Dec. 7 (Bloomberg) -- Ethanol futures fell in Chicago on speculation that production and supply of the fuel are ample to meet demand for blending.

U.S. ethanol output was 885,000 barrels a day in the week ended Nov. 26 as inventories swelled to 17.1 million barrels, the highest level in two months, according to a Dec. 1 report from the Energy Department, the most recent data available. Production of conventional gasoline blended with ethanol tumbled 6.8 percent to 4.52 million barrels a day, the lowest level since April 30.

“It’s weak, especially the prompt stuff,” said Jim Damask, a manager at BiofuelsConnect, a Heathrow, Florida-based alternative energy broker. “There’s a lot of supply. Now everyone has all this ethanol they want to sell.”

Denatured ethanol for January delivery fell 0.8 cent, or 0.4 percent, to settle at $2.062 a gallon on the Chicago Board of Trade.

In cash market trading, ethanol was unchanged in New York at $2.165 a gallon and in the U.S. Gulf at $2.175, according to data compiled by Bloomberg.

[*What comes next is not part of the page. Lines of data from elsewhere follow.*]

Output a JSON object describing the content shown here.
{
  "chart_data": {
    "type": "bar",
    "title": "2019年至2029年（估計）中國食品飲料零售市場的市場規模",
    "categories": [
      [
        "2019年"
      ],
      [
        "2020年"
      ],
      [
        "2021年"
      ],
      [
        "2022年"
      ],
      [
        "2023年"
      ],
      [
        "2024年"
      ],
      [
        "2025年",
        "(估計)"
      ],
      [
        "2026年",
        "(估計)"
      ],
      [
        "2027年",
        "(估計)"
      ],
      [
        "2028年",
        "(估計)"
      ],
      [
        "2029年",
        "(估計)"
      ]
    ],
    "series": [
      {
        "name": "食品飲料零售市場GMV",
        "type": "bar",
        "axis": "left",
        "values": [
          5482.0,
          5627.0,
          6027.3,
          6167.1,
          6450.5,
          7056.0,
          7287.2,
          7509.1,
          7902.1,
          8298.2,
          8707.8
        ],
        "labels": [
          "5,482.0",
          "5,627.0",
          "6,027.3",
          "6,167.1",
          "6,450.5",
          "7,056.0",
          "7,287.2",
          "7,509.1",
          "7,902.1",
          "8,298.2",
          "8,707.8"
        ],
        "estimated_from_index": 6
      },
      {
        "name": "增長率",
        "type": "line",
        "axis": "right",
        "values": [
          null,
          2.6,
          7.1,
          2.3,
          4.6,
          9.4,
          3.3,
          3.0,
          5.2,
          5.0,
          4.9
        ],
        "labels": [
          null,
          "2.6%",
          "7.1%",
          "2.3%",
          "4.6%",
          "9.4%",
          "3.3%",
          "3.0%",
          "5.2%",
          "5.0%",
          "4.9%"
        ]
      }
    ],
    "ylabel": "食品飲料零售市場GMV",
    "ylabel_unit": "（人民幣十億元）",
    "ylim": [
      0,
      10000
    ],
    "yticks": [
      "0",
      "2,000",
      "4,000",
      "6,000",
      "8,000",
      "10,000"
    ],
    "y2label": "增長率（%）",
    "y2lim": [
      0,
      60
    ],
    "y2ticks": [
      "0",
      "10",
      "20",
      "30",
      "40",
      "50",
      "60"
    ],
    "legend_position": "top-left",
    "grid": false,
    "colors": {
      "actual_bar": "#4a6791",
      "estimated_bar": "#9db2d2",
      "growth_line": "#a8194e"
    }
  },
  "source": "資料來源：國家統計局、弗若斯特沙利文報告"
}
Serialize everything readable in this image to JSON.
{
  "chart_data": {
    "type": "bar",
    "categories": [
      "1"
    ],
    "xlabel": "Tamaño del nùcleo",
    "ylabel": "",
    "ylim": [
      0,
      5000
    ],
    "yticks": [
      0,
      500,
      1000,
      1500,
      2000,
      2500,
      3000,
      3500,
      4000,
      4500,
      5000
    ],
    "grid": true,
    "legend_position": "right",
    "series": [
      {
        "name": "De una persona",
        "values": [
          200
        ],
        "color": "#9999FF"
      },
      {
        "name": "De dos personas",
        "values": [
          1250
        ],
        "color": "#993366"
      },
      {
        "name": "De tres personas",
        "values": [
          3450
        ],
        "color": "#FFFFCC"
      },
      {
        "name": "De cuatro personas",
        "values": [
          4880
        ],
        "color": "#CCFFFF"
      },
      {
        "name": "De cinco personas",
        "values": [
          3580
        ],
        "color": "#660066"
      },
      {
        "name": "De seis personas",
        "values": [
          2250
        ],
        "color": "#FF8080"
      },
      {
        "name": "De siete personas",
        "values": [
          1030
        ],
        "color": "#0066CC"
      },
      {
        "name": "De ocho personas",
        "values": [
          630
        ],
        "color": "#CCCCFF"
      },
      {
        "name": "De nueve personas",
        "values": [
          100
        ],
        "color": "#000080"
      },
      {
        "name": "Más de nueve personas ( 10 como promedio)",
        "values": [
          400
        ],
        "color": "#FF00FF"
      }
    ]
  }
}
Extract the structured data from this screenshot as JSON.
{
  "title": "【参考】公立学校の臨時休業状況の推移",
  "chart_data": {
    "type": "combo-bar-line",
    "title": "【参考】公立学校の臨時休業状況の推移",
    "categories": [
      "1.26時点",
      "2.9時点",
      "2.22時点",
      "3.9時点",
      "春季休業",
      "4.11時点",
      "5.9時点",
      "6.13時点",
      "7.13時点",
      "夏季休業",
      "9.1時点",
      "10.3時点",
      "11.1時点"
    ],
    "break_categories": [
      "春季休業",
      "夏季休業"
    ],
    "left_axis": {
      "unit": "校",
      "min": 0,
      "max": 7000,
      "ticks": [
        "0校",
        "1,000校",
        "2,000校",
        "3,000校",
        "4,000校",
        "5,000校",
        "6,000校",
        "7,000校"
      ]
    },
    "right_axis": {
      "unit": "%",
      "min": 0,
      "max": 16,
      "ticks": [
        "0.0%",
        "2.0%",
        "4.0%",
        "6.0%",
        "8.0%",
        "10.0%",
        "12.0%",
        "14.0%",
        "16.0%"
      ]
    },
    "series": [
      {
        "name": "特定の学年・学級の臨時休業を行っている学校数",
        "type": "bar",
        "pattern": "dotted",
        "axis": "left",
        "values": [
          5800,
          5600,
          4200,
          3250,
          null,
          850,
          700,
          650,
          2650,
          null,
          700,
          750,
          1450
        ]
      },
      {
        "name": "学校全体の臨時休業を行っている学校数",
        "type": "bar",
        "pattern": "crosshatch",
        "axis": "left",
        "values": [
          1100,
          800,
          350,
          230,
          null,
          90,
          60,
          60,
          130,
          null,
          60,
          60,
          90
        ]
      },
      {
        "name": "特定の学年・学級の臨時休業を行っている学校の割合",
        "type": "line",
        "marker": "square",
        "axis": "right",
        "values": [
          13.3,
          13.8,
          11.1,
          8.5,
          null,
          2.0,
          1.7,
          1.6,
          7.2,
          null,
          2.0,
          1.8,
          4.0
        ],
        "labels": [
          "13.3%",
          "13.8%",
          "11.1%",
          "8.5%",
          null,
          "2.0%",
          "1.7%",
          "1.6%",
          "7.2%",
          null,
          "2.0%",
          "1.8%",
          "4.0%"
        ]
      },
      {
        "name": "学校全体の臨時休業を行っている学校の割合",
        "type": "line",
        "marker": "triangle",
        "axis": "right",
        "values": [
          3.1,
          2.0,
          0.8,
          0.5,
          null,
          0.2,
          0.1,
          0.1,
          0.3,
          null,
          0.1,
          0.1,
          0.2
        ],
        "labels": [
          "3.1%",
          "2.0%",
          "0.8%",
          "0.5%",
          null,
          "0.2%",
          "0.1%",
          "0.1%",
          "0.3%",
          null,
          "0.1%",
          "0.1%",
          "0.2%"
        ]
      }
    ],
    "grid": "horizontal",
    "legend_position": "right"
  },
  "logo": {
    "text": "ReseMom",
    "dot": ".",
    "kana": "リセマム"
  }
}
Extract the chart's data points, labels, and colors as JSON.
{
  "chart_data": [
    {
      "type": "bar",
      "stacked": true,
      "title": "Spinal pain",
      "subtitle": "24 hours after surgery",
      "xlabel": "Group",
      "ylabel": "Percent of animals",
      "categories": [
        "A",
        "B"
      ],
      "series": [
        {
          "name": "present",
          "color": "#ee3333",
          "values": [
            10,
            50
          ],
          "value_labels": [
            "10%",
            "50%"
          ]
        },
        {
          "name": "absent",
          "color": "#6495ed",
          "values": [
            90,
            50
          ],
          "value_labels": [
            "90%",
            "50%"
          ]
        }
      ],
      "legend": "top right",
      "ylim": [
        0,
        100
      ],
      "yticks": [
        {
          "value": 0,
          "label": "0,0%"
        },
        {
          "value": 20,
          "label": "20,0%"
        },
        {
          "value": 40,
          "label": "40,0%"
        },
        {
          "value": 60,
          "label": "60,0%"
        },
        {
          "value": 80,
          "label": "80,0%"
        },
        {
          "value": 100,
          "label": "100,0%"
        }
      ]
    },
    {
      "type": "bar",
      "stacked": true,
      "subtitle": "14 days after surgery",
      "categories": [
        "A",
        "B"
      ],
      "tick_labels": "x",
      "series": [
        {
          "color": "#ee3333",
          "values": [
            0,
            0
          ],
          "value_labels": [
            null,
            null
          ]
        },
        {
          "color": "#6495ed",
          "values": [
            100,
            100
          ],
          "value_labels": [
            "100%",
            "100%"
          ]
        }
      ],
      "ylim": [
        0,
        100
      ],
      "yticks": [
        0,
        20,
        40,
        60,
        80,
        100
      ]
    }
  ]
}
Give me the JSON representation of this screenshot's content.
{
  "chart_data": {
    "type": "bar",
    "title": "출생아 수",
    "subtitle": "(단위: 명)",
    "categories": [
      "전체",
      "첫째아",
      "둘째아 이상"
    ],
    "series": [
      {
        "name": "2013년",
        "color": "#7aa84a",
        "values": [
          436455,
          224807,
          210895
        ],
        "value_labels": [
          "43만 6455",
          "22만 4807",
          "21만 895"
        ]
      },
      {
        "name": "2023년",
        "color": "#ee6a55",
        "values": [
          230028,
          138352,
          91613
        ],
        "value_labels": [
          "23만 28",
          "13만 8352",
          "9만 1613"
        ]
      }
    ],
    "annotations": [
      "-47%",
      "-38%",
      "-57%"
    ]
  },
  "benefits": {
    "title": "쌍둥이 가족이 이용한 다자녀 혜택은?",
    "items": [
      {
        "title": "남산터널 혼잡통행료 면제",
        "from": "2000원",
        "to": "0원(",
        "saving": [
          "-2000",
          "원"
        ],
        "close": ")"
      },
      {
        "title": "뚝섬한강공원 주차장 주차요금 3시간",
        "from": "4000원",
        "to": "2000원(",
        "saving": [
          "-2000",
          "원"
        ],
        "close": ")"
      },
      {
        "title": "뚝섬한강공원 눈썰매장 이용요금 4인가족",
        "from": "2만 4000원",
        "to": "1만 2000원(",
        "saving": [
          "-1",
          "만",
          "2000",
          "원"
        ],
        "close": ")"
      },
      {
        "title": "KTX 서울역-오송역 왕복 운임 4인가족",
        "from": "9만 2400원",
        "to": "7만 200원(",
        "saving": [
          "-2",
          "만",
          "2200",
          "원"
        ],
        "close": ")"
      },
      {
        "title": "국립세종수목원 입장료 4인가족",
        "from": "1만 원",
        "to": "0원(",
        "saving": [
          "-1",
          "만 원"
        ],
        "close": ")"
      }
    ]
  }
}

Ethanol on the West Coast dropped 4 cents, or 1.9 percent, to $2.125 a gallon and in Chicago the additive gained 0.5 cent to $2.06.

Production on an annualized basis was 13.6 billion gallons a day, according to the Energy Department data. There are 42 gallons in a barrel of ethanol. That’s 1.6 billion gallons more than the 12 billion the U.S. is required to use under a 2007 energy law and 1 billion gallons more than the 12.6 billion required to be blended with gasoline next year.

“There’s plenty,” Damask said. “When prices go down they jump over themselves to sell it.”

An average ethanol mill in Iowa is losing 2 cents on every gallon produced while an Illinois plant is earning 4 cents a gallon on a spot basis, according to Ag Trader Talk, an online grains information service in Clive, Iowa.